Hint: It's probably not because you are the most knowledgeable person in the market.
With house flipping, it's the same, especially if you are a novice. As the writer notes, lots of people flip houses full-time. If they are happy to let you buy one at a certain price, it's because they don't want it for that price. It is not value.
So no, house-flipping (or fix and flipping) and betting have nothing in common other than being markets in which one can trade. One requires a rather large investment, a lot of paperwork on both sides of the transaction, and a lot of time (during which the entire housing market could collapse), the other requires very little money, and typically the profit (or more likely loss), is determined in a much shorter time-frame.
The second article is titled "Using push and pull spots in betting" and is similarly awful with lots of impressive sounding phrases, but nothing that makes much sense. It reminds me of the stuff Mel used to write.
The title is an anagram of "In a blighted pulping, snot punts us" and that would make far more sense. The article should be pulped for sure. Here's a sample:
A push and pull spot is one my preferred angles when handicapping sports. The main difference between a "buy low, sell high" and a push and pull is that a push and pull is a buy low and sell high going directly against each other. The market situation sets up when the market is heavily buying one team and selling the other.

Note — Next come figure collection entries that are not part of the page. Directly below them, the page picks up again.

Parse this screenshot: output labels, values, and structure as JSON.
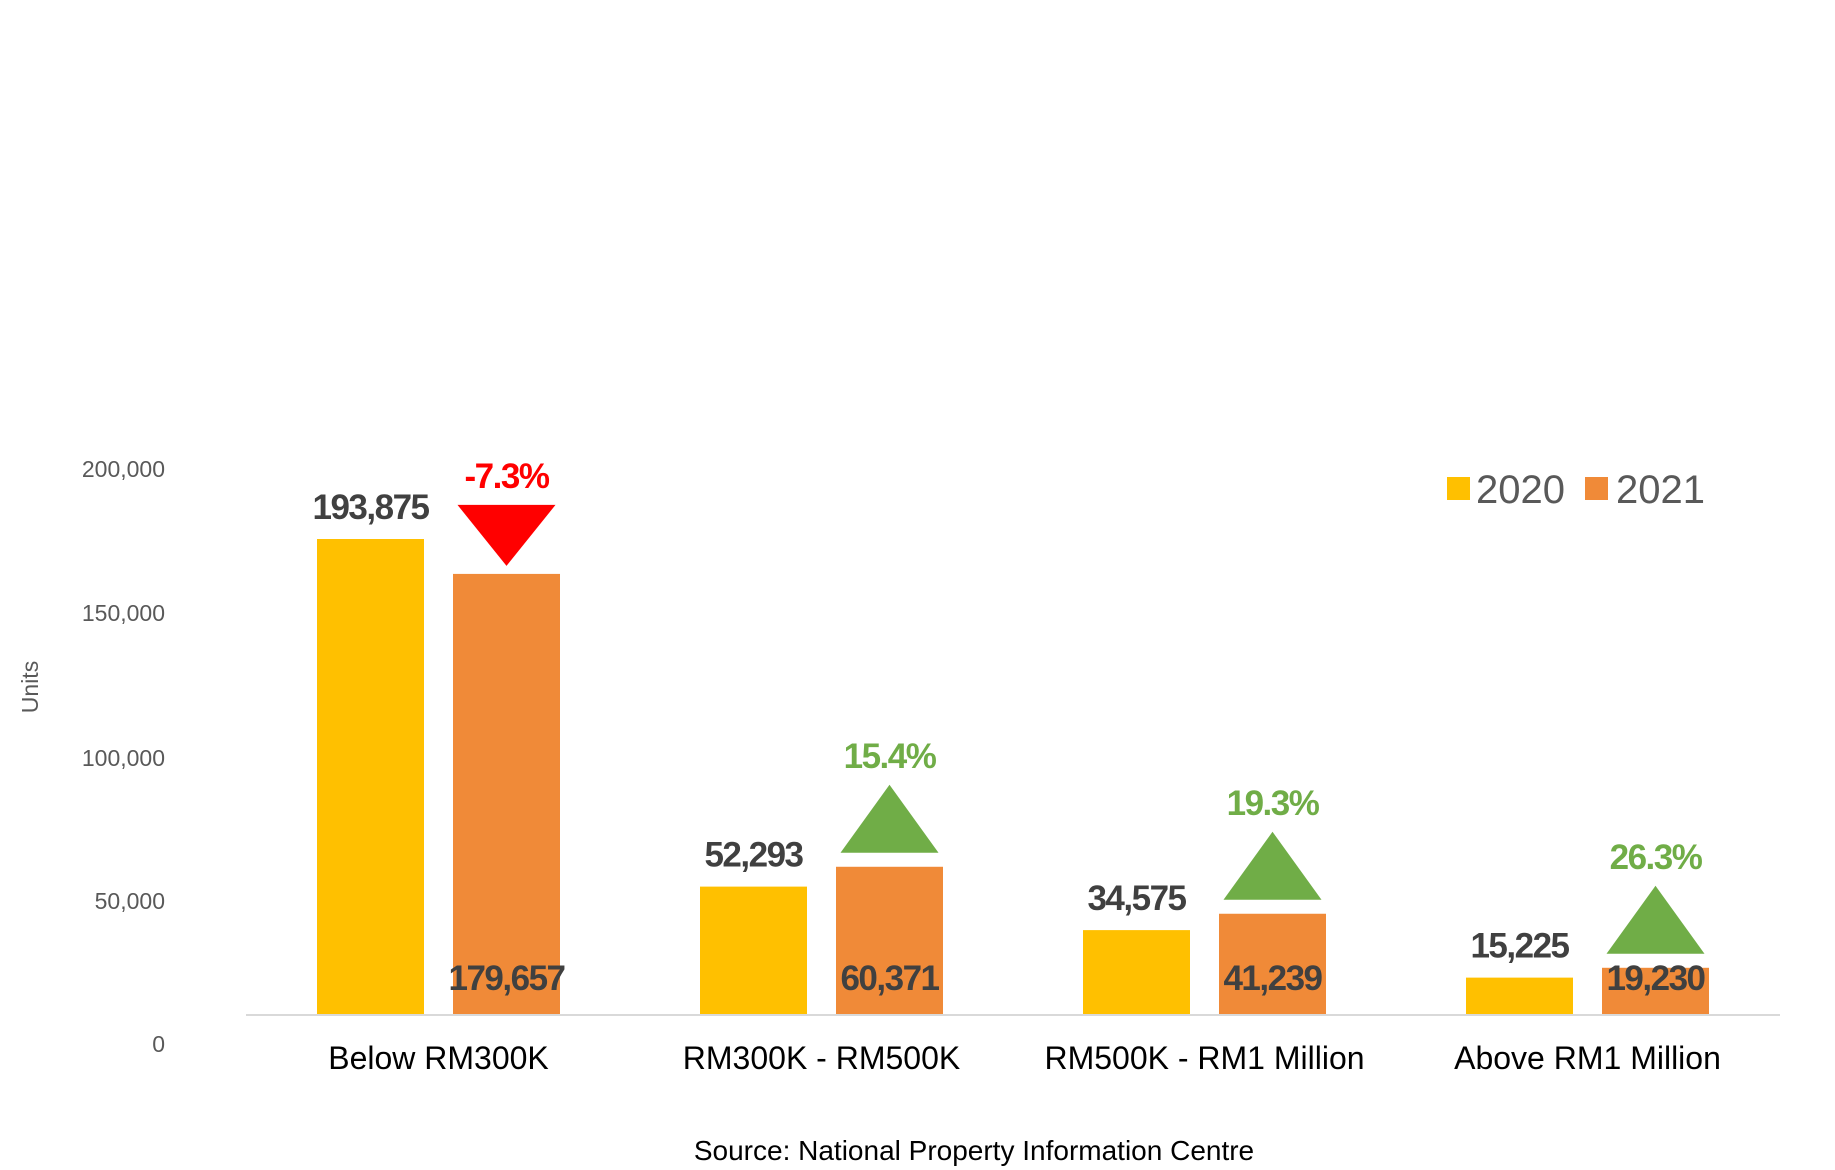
{
  "chart_data": {
    "type": "bar",
    "title": "",
    "xlabel": "",
    "ylabel": "Units",
    "ylim": [
      0,
      200000
    ],
    "y_ticks": [
      "0",
      "50,000",
      "100,000",
      "150,000",
      "200,000"
    ],
    "categories": [
      "Below RM300K",
      "RM300K - RM500K",
      "RM500K - RM1 Million",
      "Above RM1 Million"
    ],
    "series": [
      {
        "name": "2020",
        "color": "#FFC000",
        "values": [
          193875,
          52293,
          34575,
          15225
        ],
        "labels": [
          "193,875",
          "52,293",
          "34,575",
          "15,225"
        ]
      },
      {
        "name": "2021",
        "color": "#F08A38",
        "values": [
          179657,
          60371,
          41239,
          19230
        ],
        "labels": [
          "179,657",
          "60,371",
          "41,239",
          "19,230"
        ]
      }
    ],
    "changes": [
      {
        "label": "-7.3%",
        "direction": "down",
        "color": "#FF0000"
      },
      {
        "label": "15.4%",
        "direction": "up",
        "color": "#70AD47"
      },
      {
        "label": "19.3%",
        "direction": "up",
        "color": "#70AD47"
      },
      {
        "label": "26.3%",
        "direction": "up",
        "color": "#70AD47"
      }
    ],
    "legend": {
      "placement": "top-right",
      "entries": [
        "2020",
        "2021"
      ]
    },
    "grid": false,
    "source": "Source: National Property Information Centre"
  }
}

The “pushing” of the value up and “pulling” of the value down stretches the market above and below the true price. Bettors who can spot the difference are able to squeeze out considerable value in their wagers.
Push and pull spots are most frequently created by accumulating perception. It is not a stretch to say that teams performing above average and winning will draw more money and attention than teams performing below average and losing, but the important thing to evaluate in push and pull spots is the odds movements in prior games.If that makes sense to you, then you are a better person than me. Then the writer falls into the "Nordsted Nonsense" trap by looking for a signal where there is just noise:
A good place to start looking for market precedence is in recent matchups between the two teams during the same season. Each price in a betting market is initially set based off of a bookmakers’ rating.Teams change all the time, and even if identical line-ups faced each other a week apart at the same location, I doubt that the prices would be the same for the simple reason that we have more data to use prior to the second game.

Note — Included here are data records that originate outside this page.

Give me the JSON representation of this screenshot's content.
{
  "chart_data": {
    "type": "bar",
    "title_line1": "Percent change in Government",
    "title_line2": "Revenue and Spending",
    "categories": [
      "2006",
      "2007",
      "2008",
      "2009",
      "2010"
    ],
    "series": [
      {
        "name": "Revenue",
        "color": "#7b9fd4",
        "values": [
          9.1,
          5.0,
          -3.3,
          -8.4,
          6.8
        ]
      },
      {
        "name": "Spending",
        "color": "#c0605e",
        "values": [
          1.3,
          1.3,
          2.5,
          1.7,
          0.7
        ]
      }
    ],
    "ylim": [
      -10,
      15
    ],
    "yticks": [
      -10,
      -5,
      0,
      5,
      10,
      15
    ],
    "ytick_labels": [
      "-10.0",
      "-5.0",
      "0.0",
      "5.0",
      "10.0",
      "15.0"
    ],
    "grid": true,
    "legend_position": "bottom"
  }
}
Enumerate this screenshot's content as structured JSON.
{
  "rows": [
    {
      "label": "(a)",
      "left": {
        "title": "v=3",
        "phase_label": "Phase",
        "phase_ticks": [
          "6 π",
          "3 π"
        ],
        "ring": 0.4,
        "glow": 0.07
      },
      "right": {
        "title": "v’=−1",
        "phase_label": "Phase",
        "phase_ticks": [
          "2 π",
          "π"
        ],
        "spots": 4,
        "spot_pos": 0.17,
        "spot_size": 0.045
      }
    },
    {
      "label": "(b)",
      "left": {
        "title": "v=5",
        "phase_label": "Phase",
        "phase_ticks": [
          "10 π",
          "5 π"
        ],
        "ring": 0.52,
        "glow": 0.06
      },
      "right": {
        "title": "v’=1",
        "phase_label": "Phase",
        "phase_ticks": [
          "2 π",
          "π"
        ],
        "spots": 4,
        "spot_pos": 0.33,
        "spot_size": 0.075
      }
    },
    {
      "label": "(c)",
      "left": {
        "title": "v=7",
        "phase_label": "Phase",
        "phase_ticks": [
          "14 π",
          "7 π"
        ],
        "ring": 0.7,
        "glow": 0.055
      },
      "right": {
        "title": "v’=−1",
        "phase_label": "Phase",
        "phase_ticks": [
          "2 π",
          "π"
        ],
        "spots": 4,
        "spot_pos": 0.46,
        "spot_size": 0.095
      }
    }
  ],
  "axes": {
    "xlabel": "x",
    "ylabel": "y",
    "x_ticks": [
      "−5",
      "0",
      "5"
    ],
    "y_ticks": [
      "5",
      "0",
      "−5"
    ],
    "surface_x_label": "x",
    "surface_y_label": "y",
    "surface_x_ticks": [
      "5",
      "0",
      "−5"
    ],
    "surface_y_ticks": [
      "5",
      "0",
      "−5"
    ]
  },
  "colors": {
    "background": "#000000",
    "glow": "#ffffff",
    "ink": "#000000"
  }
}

Unless there are critical injuries or major adjustments within the team, the odds between two matchups of the same team should be the same price with the difference of venue change and home field advantage.

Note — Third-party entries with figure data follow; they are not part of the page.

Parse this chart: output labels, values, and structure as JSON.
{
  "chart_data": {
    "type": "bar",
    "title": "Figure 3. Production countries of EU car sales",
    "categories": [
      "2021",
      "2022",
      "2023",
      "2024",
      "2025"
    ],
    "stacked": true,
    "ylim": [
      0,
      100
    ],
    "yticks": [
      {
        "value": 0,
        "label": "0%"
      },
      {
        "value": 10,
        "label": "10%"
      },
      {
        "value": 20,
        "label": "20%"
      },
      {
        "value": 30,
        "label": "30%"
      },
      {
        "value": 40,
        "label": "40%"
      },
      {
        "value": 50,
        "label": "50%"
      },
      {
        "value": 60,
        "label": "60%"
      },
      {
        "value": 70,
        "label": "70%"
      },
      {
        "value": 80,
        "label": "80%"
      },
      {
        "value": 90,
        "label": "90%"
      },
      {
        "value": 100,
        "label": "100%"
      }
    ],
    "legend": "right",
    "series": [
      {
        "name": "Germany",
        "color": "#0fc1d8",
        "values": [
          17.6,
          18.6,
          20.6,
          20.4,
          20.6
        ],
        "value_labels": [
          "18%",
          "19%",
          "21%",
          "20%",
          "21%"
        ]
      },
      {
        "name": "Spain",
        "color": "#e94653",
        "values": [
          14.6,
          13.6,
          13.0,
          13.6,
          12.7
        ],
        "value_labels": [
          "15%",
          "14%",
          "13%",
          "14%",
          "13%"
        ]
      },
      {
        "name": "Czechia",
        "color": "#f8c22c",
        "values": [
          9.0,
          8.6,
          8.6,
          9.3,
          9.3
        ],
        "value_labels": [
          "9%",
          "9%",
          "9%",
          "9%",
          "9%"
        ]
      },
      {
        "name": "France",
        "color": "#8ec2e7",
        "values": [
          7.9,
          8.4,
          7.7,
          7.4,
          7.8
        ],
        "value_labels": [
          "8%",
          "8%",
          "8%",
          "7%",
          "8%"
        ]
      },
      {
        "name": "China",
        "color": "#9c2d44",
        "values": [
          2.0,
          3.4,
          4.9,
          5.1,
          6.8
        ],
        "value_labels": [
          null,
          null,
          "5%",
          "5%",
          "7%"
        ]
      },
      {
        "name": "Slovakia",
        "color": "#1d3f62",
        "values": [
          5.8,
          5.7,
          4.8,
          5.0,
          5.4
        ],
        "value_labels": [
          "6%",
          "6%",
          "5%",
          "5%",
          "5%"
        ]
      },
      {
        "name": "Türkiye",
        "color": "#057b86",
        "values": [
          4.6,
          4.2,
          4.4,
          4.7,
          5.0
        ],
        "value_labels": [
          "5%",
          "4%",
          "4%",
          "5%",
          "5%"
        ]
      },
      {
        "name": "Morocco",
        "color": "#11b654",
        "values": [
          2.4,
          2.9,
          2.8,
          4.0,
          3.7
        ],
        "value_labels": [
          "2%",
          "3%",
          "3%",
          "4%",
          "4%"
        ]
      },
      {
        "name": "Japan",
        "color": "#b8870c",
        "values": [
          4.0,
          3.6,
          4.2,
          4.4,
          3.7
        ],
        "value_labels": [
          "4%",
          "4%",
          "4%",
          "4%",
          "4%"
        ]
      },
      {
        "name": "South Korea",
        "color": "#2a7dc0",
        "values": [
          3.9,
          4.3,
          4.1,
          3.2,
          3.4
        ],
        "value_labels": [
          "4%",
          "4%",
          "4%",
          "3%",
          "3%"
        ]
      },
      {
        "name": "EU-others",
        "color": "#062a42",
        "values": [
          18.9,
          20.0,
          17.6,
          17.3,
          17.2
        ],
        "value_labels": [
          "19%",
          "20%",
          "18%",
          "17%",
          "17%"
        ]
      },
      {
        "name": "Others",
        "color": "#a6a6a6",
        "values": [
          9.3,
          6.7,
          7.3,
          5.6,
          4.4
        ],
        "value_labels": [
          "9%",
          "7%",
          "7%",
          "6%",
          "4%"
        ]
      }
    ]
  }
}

The ratings / goal scoring expectancies for the teams will have changed. The days of looking at form and thinking WWWWWW is automatically better than LLLLLL are gone, or should be. If those Ws are from games against the likes of Huddersfield Town and the Ls against the likes of Manchester City and Liverpool, the team with the Ls might well be favoured. The writer completely misses this rather important fact, suggesting that:
Bettors should start by seeking out static prices in the betting market. An evaluation of the past five to seven matches should be done to see if one team is producing winning results while the other is producing losing results – remember to look for extreme streaks only.Good luck with that strategy. You'll need it, and teams don't "produce winning / losing results" - teams are simply winning or losing.
Following the 'advice' in either of these 'articles' will however, result in the production of non-positively oriented outcomes in the sub-zero range. Whoever is approving these 'articles' for release needs to start reading them first.